Ce que les parachuté·e·s de QS n’ont probablement pas encore saisi de manière nuancée, c’est que bien que ce soit joli, l’observation du béluga sur un bateau et la détente sur les plages sablonneuses du Lac-Saint-Jean, ça ne fait pas vivre son monde. GNL Québec est un projet exécrable dont le seul débouché serait une altération considérable des milieux de vie humains et naturels.
C’est une nécessité de s’opposer aux projets polluants comme GNL. Faut-il pour autant faire fi de la réalité socio-économique vécue par les travailleurs et travailleuses ? Non. La gauche se coupe les ailes en agissant ainsi. Les propos marketing tels que « des emplois verts » ne donnent rien s’ils ne sont qu’une arrière-pensée visant à se donner bonne conscience auprès des « gens de région ». La volonté de transition doit se traduire par une posture d’écoute et non pas par une négation de la réalité. Mais bon, c’est vrai qu’une image d’un mignon béluga fera lever les foules forcément plus que celle d’un travailleur exploité et soumis à l’entreprise internationale dans son propre pays du Québec.
Quelles alternatives ?
Alors, que faire ? Existe-t-il des alternatives réelles à GNL Québec qui pourraient générer de l’emploi ? Déjà, il faut démystifier une chose : le développement de l’économie ne se réalise pas sous la forme d’un tout inclus comme on mange une table d’hôte au restaurant. En ce sens, il ne faut pas attendre de gros projets qui joueraient le rôle d’un messie.
Nombreux sont les créneaux qui permettraient de faire prospérer l’économie du Saguenay-Lac-Saint-Jean dans le bon sens : les microbrasseries qui sont déjà bien présentes dans la région, le secteur vidéoludique qui ne cesse de croître un peu partout au Québec tout comme l’économie collaborative.
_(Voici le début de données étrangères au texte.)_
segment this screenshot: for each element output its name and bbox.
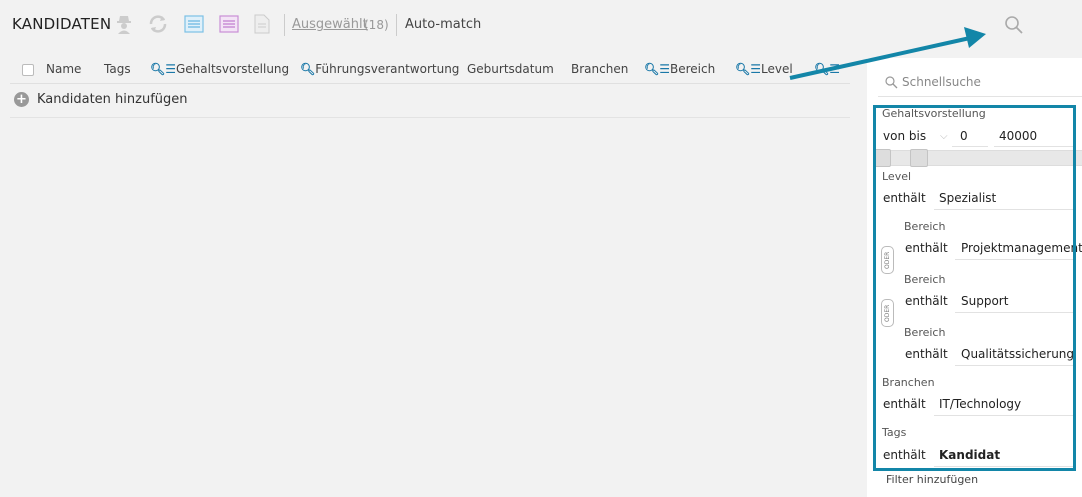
annotation-arrow bbox=[789, 27, 986, 80]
Nous sommes toutefois encore face à des problèmes structurels persistants dans l’économie québécoise. Nous devons nous défaire graduellement de notre immense dépendance aux capitaux étrangers, représentés par des projets d’investissements de la trempe de GNL. Il doit exister une réelle intégration de l’économie entre les régions, qui ne seraient plus simplement des pôles isolés spécialisés dans un secteur particulier et avec comme seul possibilité d’échange des marchés pour les bienfaits du secteur secondaire américain. Lorsque le gouvernement ne sera plus dirigé par les amis de l’institut économique de Montréal et qu’il redeviendra friand de l’investissement payant pour la société québécoise, nous pourrons briser les barrières qui nous empêchent de moderniser notre économie pour que les projets polluants comme GNL Québec n’apparaissent plus comme la seule solution pour plusieurs personnes.